Culture

High Hopes For Tourism Sector In Tunisia Despite Terrorism Fears

North Africa

Despite fear of terrorist attacks, the tourism sector in Tunisia is on the rise. Historically, instances of terrorism in the country have always coincided with drops in income coming from tourism.

Strengthened security in Tunisia has contributed to the growth of Tunisia’s tourism sector in recent months, according to Tunisian observers and government officials. While the terrorist attacks that have rocked the country since 2011 have affected the country’s tourism industry, there are signs that the tourism sector is flourishing once again, with people flocking to the country from around the world.

“[Polish and Belgian citizens] were not allowed to travel to Tunisia, but after security began to stabilise, they significantly returned,” said Salim Mhaya, a hotel manager in Djerba.

According to statistics released by the Tunisian Government, the number of overnight stays in the country increased by 45% over the last quarter.
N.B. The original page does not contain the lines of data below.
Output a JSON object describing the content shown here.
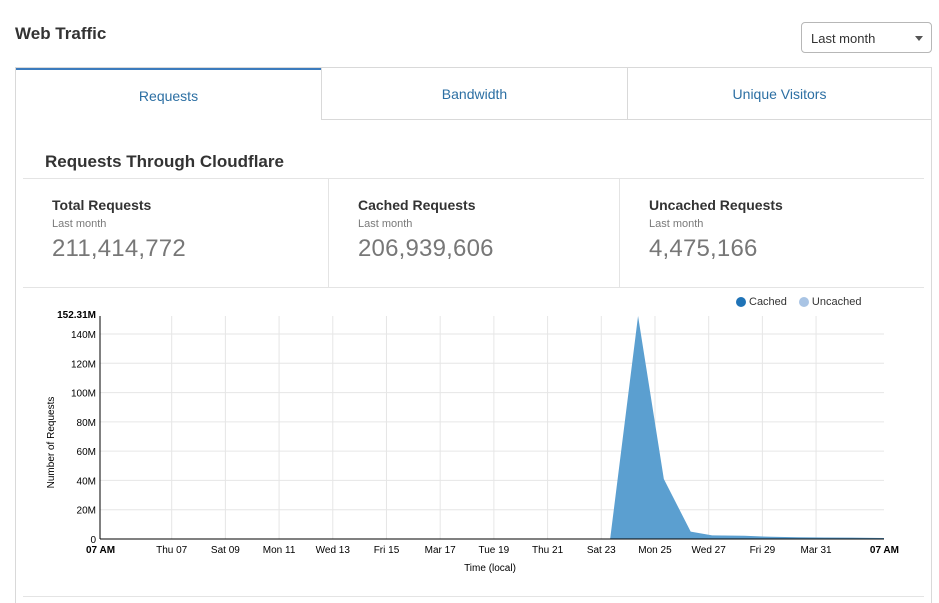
{
  "page": {
    "title": "Web Traffic"
  },
  "range_select": {
    "value": "Last month"
  },
  "tabs": [
    {
      "label": "Requests",
      "active": true
    },
    {
      "label": "Bandwidth",
      "active": false
    },
    {
      "label": "Unique Visitors",
      "active": false
    }
  ],
  "section": {
    "title": "Requests Through Cloudflare"
  },
  "stats": [
    {
      "label": "Total Requests",
      "sub": "Last month",
      "value": "211,414,772"
    },
    {
      "label": "Cached Requests",
      "sub": "Last month",
      "value": "206,939,606"
    },
    {
      "label": "Uncached Requests",
      "sub": "Last month",
      "value": "4,475,166"
    }
  ],
  "legend": [
    {
      "name": "Cached",
      "color": "#1f73b7"
    },
    {
      "name": "Uncached",
      "color": "#a9c4e4"
    }
  ],
  "chart_data": {
    "type": "area",
    "xlabel": "Time (local)",
    "ylabel": "Number of Requests",
    "y_max_label": "152.31M",
    "ylim": [
      0,
      152310000
    ],
    "y_ticks": [
      {
        "value": 0,
        "label": "0"
      },
      {
        "value": 20000000,
        "label": "20M"
      },
      {
        "value": 40000000,
        "label": "40M"
      },
      {
        "value": 60000000,
        "label": "60M"
      },
      {
        "value": 80000000,
        "label": "80M"
      },
      {
        "value": 100000000,
        "label": "100M"
      },
      {
        "value": 120000000,
        "label": "120M"
      },
      {
        "value": 140000000,
        "label": "140M"
      }
    ],
    "x_ticks": [
      {
        "day": 0,
        "label": "07 AM",
        "bold": true
      },
      {
        "day": 1.335,
        "label": "Thu 07",
        "bold": false
      },
      {
        "day": 2.335,
        "label": "Sat 09",
        "bold": false
      },
      {
        "day": 3.335,
        "label": "Mon 11",
        "bold": false
      },
      {
        "day": 4.335,
        "label": "Wed 13",
        "bold": false
      },
      {
        "day": 5.335,
        "label": "Fri 15",
        "bold": false
      },
      {
        "day": 6.335,
        "label": "Mar 17",
        "bold": false
      },
      {
        "day": 7.335,
        "label": "Tue 19",
        "bold": false
      },
      {
        "day": 8.335,
        "label": "Thu 21",
        "bold": false
      },
      {
        "day": 9.335,
        "label": "Sat 23",
        "bold": false
      },
      {
        "day": 10.335,
        "label": "Mon 25",
        "bold": false
      },
      {
        "day": 11.335,
        "label": "Wed 27",
        "bold": false
      },
      {
        "day": 12.335,
        "label": "Fri 29",
        "bold": false
      },
      {
        "day": 13.335,
        "label": "Mar 31",
        "bold": false
      },
      {
        "day": 14.6,
        "label": "07 AM",
        "bold": true
      }
    ],
    "x_range": [
      0,
      14.6
    ],
    "series": [
      {
        "name": "Cached",
        "color": "#5b9fd0",
        "points": [
          [
            0,
            0
          ],
          [
            9.5,
            0
          ],
          [
            10.02,
            152310000
          ],
          [
            10.5,
            41000000
          ],
          [
            11.0,
            5000000
          ],
          [
            11.4,
            2500000
          ],
          [
            12.0,
            2200000
          ],
          [
            12.5,
            1500000
          ],
          [
            13.0,
            1200000
          ],
          [
            13.5,
            1000000
          ],
          [
            14.0,
            900000
          ],
          [
            14.6,
            700000
          ]
        ]
      },
      {
        "name": "Uncached",
        "color": "#a9c4e4",
        "points": [
          [
            0,
            0
          ],
          [
            9.5,
            0
          ],
          [
            10.02,
            400000
          ],
          [
            10.5,
            300000
          ],
          [
            11.0,
            200000
          ],
          [
            14.6,
            100000
          ]
        ]
      }
    ]
  }
}
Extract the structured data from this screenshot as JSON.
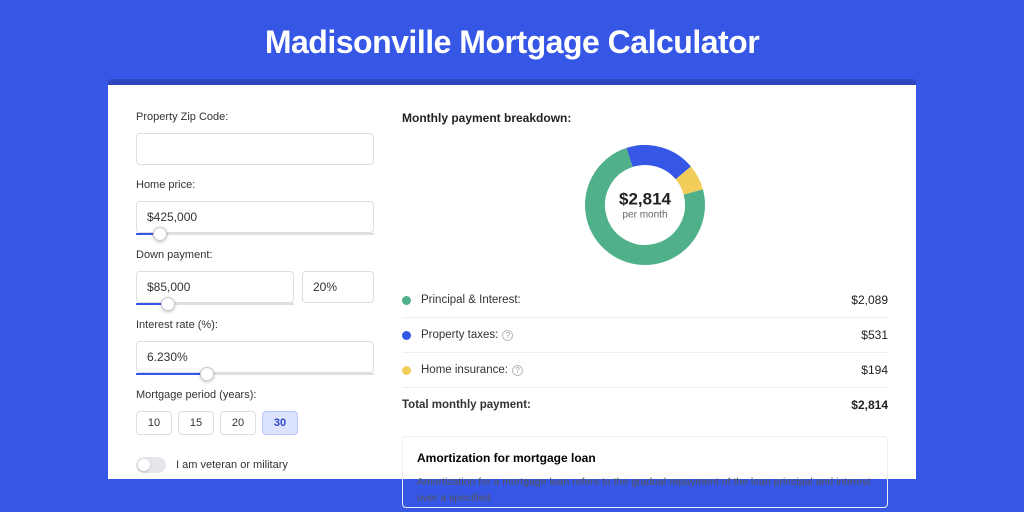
{
  "page": {
    "title": "Madisonville Mortgage Calculator",
    "background_color": "#3656e6",
    "shadow_color": "#2e47c0",
    "card_bg": "#ffffff"
  },
  "form": {
    "zip": {
      "label": "Property Zip Code:",
      "value": ""
    },
    "home_price": {
      "label": "Home price:",
      "value": "$425,000",
      "slider_pct": 10
    },
    "down_payment": {
      "label": "Down payment:",
      "amount": "$85,000",
      "percent": "20%",
      "slider_pct": 20
    },
    "interest_rate": {
      "label": "Interest rate (%):",
      "value": "6.230%",
      "slider_pct": 30
    },
    "period": {
      "label": "Mortgage period (years):",
      "options": [
        "10",
        "15",
        "20",
        "30"
      ],
      "selected": "30"
    },
    "veteran": {
      "label": "I am veteran or military",
      "on": false
    }
  },
  "breakdown": {
    "title": "Monthly payment breakdown:",
    "center_amount": "$2,814",
    "center_sub": "per month",
    "items": [
      {
        "key": "pi",
        "label": "Principal & Interest:",
        "value": "$2,089",
        "color": "#4fb08a",
        "pct": 74.2,
        "help": false
      },
      {
        "key": "tax",
        "label": "Property taxes:",
        "value": "$531",
        "color": "#3656e6",
        "pct": 18.9,
        "help": true
      },
      {
        "key": "ins",
        "label": "Home insurance:",
        "value": "$194",
        "color": "#f3cd5a",
        "pct": 6.9,
        "help": true
      }
    ],
    "total": {
      "label": "Total monthly payment:",
      "value": "$2,814"
    },
    "donut": {
      "size": 120,
      "thickness": 20,
      "rotation_offset_deg": -18
    }
  },
  "amortization": {
    "title": "Amortization for mortgage loan",
    "text": "Amortization for a mortgage loan refers to the gradual repayment of the loan principal and interest over a specified"
  }
}
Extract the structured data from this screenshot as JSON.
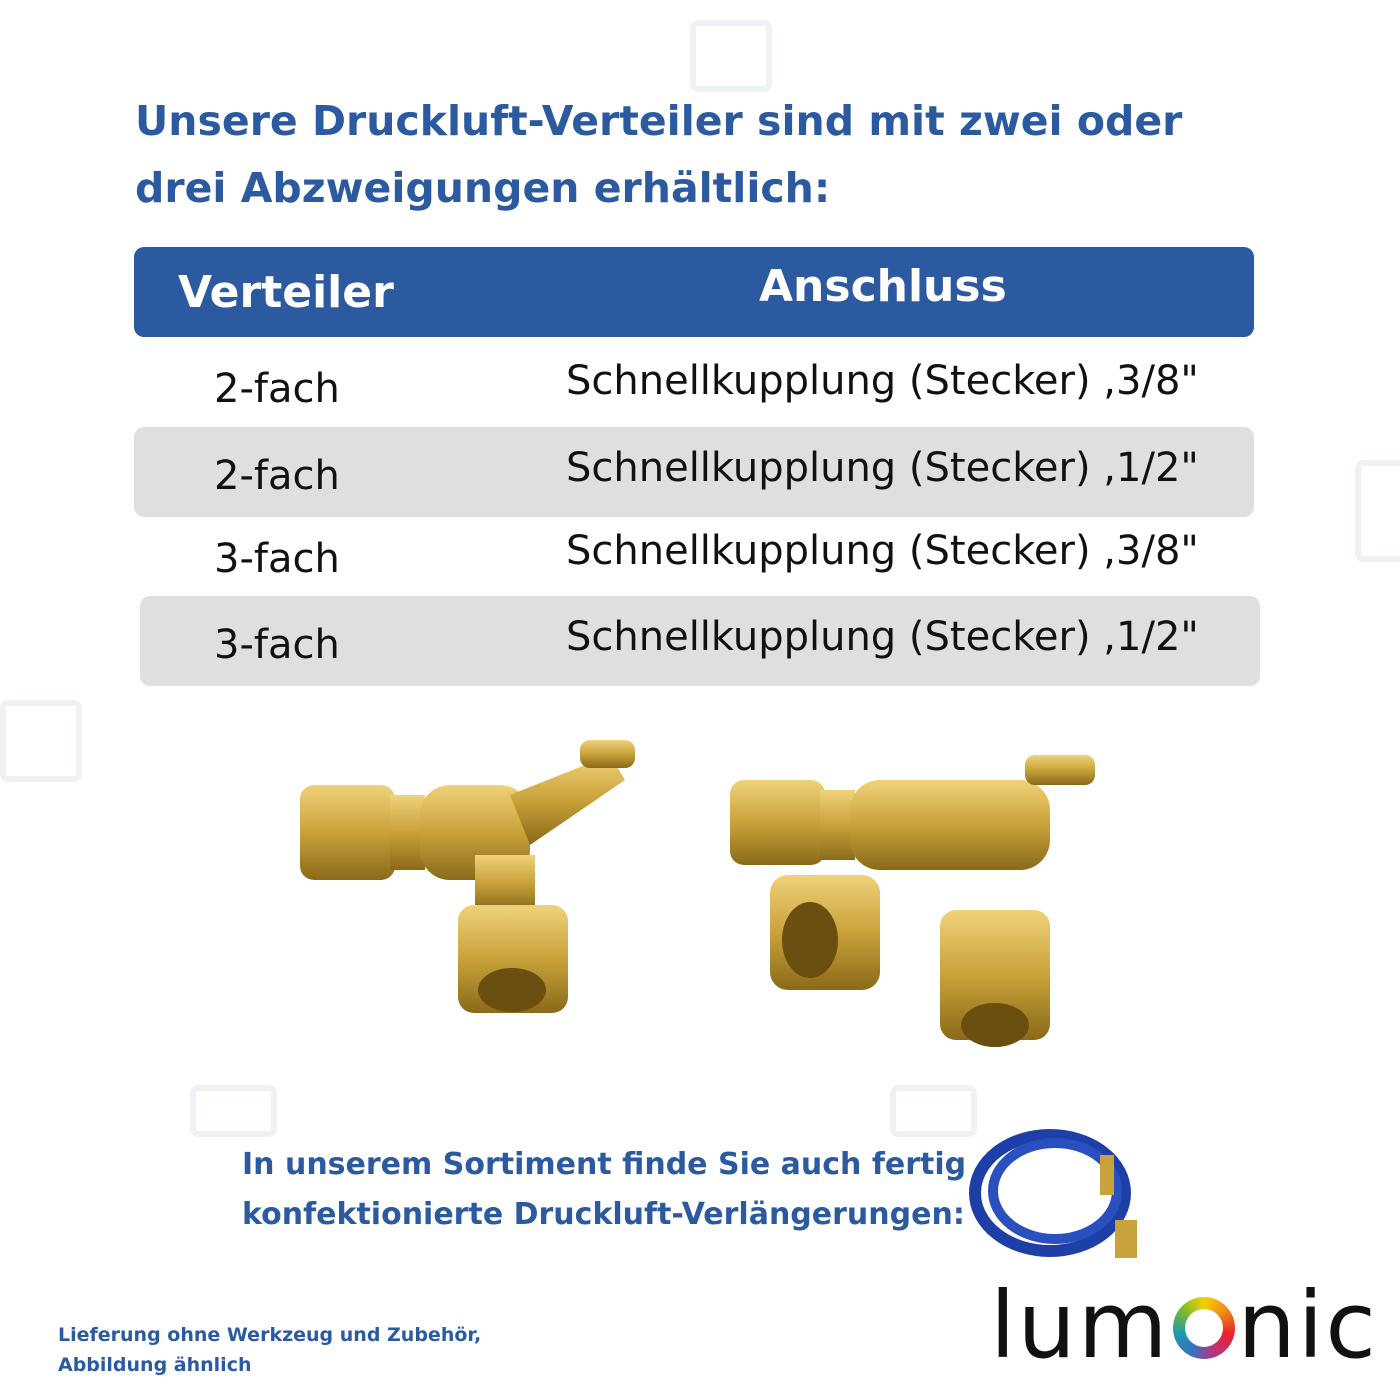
{
  "title": "Unsere Druckluft-Verteiler sind mit zwei oder drei Abzweigungen erhältlich:",
  "table": {
    "headers": [
      "Verteiler",
      "Anschluss"
    ],
    "rows": [
      {
        "verteiler": "2-fach",
        "anschluss": "Schnellkupplung (Stecker) ,3/8\""
      },
      {
        "verteiler": "2-fach",
        "anschluss": "Schnellkupplung (Stecker) ,1/2\""
      },
      {
        "verteiler": "3-fach",
        "anschluss": "Schnellkupplung (Stecker) ,3/8\""
      },
      {
        "verteiler": "3-fach",
        "anschluss": "Schnellkupplung (Stecker) ,1/2\""
      }
    ]
  },
  "promo_text": {
    "line1": "In unserem Sortiment finde Sie auch fertig",
    "line2": "konfektionierte Druckluft-Verlängerungen:"
  },
  "note": {
    "line1": "Lieferung ohne Werkzeug und Zubehör,",
    "line2": "Abbildung ähnlich"
  },
  "logo": {
    "pre": "lum",
    "post": "nic",
    "full": "lumOnic"
  },
  "colors": {
    "accent": "#2c5aa0",
    "row_shade": "#dedfe0",
    "brass": "#c9a23a"
  }
}
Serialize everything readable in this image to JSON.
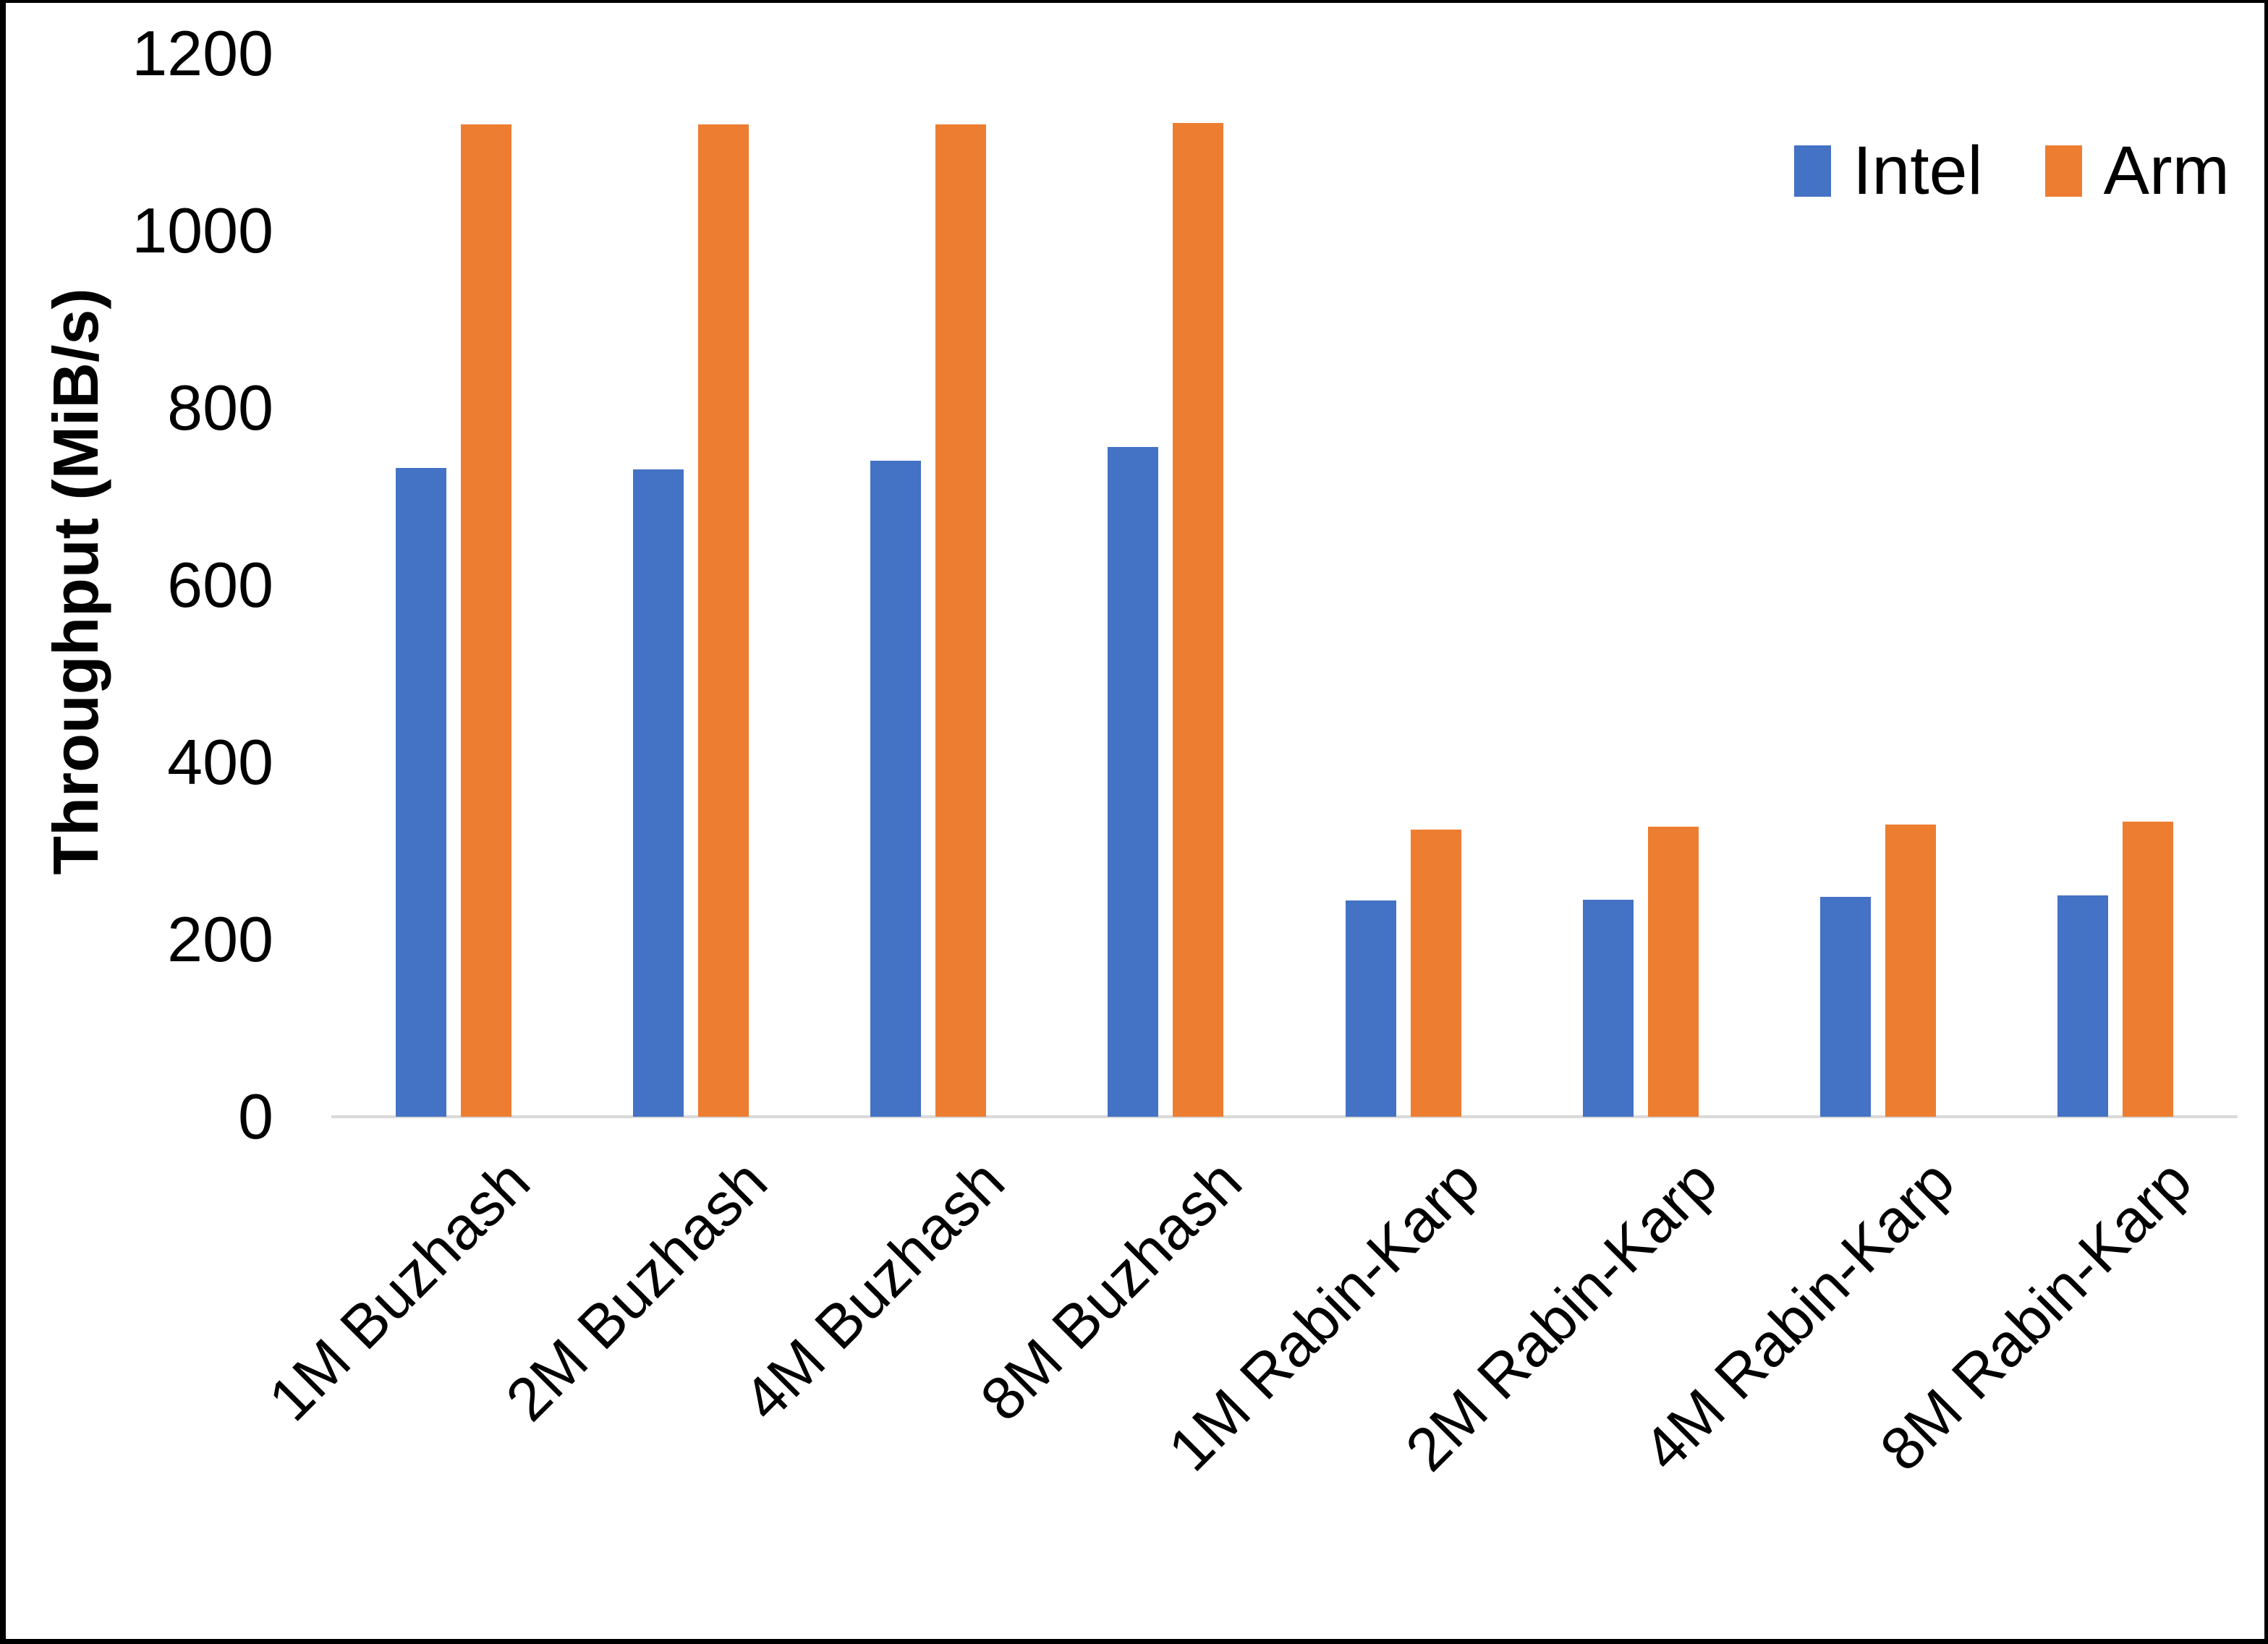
{
  "chart_data": {
    "type": "bar",
    "title": "",
    "xlabel": "",
    "ylabel": "Throughput (MiB/s)",
    "ylim": [
      0,
      1200
    ],
    "yticks": [
      0,
      200,
      400,
      600,
      800,
      1000,
      1200
    ],
    "grid": false,
    "legend_position": "top-right",
    "background_color": "#ffffff",
    "axis_line_color": "#d9d9d9",
    "text_color": "#000000",
    "categories": [
      "1M Buzhash",
      "2M Buzhash",
      "4M Buzhash",
      "8M Buzhash",
      "1M Rabin-Karp",
      "2M Rabin-Karp",
      "4M Rabin-Karp",
      "8M Rabin-Karp"
    ],
    "series": [
      {
        "name": "Intel",
        "color": "#4472C4",
        "values": [
          732,
          731,
          740,
          756,
          244,
          245,
          248,
          250
        ]
      },
      {
        "name": "Arm",
        "color": "#ED7D31",
        "values": [
          1120,
          1120,
          1120,
          1122,
          324,
          327,
          330,
          333
        ]
      }
    ]
  }
}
Furthermore, the number of tourism hotel bookings have risen by 60% after their reduction significantly over the past few years.

This is interpreted by many people as a promising indicator that the stability that Tunisia is experiencing will encourage this industry to grow.

“If we continue at the same pace, all these indicators predict an excellent tourism year,” said Hisham al-Mahwashi, the Director of Tourism in the city of Djerba. “I believe that the political process is a picture that can be promoted abroad and can contribute to the development of Tunisia’s image abroad as a secure, democratic, and peaceful country.”

Historically, the tourism industry in Tunisia has contributed to 7% of the country’s GDP. Now, travel agencies, hotel managers, and craftsmen say that the government must encourage further development of this sector to bring in more money to the country.

“The price of the night spent in Tunisia is 59 Euros, which is a small number compared to Morocco where the price of spending the night is 283 Euros,” said Hamda Abd al-Mawla, the Director of the Tunisian Travel and Tourism Federation. “We need a strategy that will attract the tourist to increase his expenses.”

While the country still faces the issue of what to do with potential returning ISIS militants, the Tunisian Government announced a plan to deal with the issue.

With the decrease of these attacks, and plans to rehabilitate returning fighters, many hope that Tunisia’s security will improve and that its tourism industry will begin to flourish.